Epicardial and thoracic unipolar tracings were recorded in 44 dog hearts after chemical necrosis had been produced on the anterior face of the free left ventricular wall by intramural injection of 96 percent alcohol. The damaged area was transmural (22 cases), intramural (10 cases) or localized in the interior half of the left ventricular wall. The last is commonly described as subendocardial necrosis (12 cases). Generally, direct leads recorded QrS complexes, with the R wave delayed according to the degree of damage to the myocardial muscle. These complexes were registered in at least one of the direct or semi-direct leads when myocardial necrosis was transmural or subendocardial in the interior half of the wall. Nevertheless, a small subendocardial (3 mm or less) or intramural necrosis created tiny Q waves, somewhat slurred but of normal duration, followed by R waves of low voltage. These signs alone are not diagnostic of myocardial necrosis. However, the presence of these Q waves in V2 and V3 only, or from V2 to V4 with greater voltage than in V5 and V6, implies the existence of non-transmural necrosis. The same applies when polyphasic ventricular morphologies are recorded in two intermediate precordial leads in absence of intraventricular conduction disturbances.

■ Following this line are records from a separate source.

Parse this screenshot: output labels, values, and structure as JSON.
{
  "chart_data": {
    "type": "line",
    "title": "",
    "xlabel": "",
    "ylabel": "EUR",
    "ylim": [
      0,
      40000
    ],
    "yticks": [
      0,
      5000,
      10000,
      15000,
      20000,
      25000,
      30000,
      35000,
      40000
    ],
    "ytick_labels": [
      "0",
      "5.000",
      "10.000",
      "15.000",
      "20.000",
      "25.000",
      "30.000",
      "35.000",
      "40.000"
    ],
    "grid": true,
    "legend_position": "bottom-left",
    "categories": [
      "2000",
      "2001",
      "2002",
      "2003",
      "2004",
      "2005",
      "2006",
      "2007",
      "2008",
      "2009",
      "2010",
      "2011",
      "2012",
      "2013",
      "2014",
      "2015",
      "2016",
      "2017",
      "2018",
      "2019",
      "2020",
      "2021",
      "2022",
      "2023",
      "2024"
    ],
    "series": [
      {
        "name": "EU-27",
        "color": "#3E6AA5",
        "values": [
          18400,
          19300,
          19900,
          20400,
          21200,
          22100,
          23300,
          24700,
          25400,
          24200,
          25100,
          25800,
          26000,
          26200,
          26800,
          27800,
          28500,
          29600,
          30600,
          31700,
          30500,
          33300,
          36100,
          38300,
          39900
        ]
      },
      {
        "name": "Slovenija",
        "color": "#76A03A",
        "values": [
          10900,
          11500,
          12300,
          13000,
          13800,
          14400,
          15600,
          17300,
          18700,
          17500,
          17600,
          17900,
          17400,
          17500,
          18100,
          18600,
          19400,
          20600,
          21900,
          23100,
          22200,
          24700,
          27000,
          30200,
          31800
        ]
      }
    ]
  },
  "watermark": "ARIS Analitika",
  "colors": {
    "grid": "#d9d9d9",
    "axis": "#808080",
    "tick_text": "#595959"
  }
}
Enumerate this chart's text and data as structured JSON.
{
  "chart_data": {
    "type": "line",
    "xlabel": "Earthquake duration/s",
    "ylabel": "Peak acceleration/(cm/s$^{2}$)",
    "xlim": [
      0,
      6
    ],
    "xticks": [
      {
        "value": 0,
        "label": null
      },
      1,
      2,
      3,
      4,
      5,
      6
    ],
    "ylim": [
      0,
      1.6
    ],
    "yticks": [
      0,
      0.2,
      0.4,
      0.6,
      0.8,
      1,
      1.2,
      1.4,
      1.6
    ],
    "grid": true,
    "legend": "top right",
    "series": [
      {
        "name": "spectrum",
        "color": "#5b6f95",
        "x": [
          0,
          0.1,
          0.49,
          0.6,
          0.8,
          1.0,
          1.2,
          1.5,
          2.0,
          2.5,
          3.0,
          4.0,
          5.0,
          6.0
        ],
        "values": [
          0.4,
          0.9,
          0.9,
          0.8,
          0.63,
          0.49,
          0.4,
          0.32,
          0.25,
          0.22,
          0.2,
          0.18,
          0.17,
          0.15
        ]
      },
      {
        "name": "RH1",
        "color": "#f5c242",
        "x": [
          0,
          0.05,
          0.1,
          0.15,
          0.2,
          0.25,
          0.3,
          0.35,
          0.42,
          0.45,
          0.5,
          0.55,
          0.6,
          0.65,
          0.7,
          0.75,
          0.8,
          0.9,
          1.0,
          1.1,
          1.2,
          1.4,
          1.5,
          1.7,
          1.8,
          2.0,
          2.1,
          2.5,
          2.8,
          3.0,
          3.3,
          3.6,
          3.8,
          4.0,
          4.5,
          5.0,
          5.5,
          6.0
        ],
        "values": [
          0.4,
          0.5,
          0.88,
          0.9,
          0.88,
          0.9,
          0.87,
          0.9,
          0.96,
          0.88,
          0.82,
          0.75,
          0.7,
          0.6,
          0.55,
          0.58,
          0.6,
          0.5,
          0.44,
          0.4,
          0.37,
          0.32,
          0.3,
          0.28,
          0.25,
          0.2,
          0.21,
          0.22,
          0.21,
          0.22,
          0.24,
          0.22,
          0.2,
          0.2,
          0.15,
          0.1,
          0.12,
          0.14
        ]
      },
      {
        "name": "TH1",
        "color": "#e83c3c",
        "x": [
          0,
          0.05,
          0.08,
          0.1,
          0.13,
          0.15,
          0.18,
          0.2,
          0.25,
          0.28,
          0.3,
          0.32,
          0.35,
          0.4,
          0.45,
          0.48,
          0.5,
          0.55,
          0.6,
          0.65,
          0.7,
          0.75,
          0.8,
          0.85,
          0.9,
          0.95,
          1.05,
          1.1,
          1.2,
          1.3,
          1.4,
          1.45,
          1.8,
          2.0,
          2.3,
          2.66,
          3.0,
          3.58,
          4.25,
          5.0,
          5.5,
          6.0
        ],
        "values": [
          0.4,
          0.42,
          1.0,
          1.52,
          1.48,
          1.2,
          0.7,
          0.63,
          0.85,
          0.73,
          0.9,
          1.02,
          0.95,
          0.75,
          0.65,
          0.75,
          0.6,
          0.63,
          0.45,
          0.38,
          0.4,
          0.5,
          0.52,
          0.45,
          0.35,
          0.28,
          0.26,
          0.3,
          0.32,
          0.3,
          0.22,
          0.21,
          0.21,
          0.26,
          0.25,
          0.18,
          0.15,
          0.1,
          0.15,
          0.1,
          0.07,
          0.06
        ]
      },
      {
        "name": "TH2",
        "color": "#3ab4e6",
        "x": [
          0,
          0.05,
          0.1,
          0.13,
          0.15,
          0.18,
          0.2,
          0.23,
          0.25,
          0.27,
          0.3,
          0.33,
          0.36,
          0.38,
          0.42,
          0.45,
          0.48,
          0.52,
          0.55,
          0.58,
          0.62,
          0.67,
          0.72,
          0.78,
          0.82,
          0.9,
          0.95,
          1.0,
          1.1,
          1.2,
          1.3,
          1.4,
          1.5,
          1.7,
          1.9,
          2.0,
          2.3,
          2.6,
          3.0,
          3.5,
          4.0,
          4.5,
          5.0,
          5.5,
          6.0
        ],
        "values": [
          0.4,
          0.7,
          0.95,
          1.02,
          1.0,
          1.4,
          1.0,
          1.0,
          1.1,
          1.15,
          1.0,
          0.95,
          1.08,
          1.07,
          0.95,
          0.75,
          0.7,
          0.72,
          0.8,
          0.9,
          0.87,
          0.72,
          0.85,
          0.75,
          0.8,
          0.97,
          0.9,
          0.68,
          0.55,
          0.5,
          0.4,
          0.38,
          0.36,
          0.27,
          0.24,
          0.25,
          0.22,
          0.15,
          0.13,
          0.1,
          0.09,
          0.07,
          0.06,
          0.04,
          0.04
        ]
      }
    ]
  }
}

These can mask the manifestation of transmural myocardial necrosis. Electrophysiologic data are sufficient to establish diagnosis if the infarcted area involves a substantial part of the thickness of the ventricular wall. However, in cases of small subendocardial or intramural necrosis, there are not always signs of dead tissue. At the same time, if the extension of transmural necrosis is more longitudinal than transverse, there is less probability of recording QS complexes in the precordial leads.

摘要

在通过向左心室游离壁前表面壁内注射96%酒精造成化学性坏死之后,对44只犬心脏记录心外膜和胸壁单极描记图。损伤区域为透壁性(22例)、壁内性(10例)或局限于左心室壁内半部。最后一种情况通常被描述为心内膜下坏死(12例)。一般来说,直接导联记录到QrS复合波,R波根据心肌损伤程度而延迟。当心肌坏死为透壁性或心内膜下坏死累及壁内半部时,这些复合波至少在一个直接或半直接导联中被记录到。然而,小的心内膜下(3毫米或更小)或壁内坏死产生微小的Q波,稍显模糊但持续时间正常,随后是低电压的R波。仅凭这些征象不能诊断心肌坏死。然而,仅在V2和V3导联出现这些Q波,或从V2到V4导联出现且电压高于V5和V6导联,意味着存在非透壁性坏死。当在没有室内传导障碍的情况下,在两个中间胸前导联记录到多相心室形态时,情况也是如此。这些情况可能掩盖透壁性心肌坏死的表现。如果梗死区域累及心室壁厚度的相当一部分,电生理数据足以确立诊断。然而,在小的心内膜下或壁内坏死病例中,并不总是有坏死组织的征象。同时,如果透壁性坏死的延伸方向纵向大于横向,在前胸导联记录到QS复合波的可能性就较小。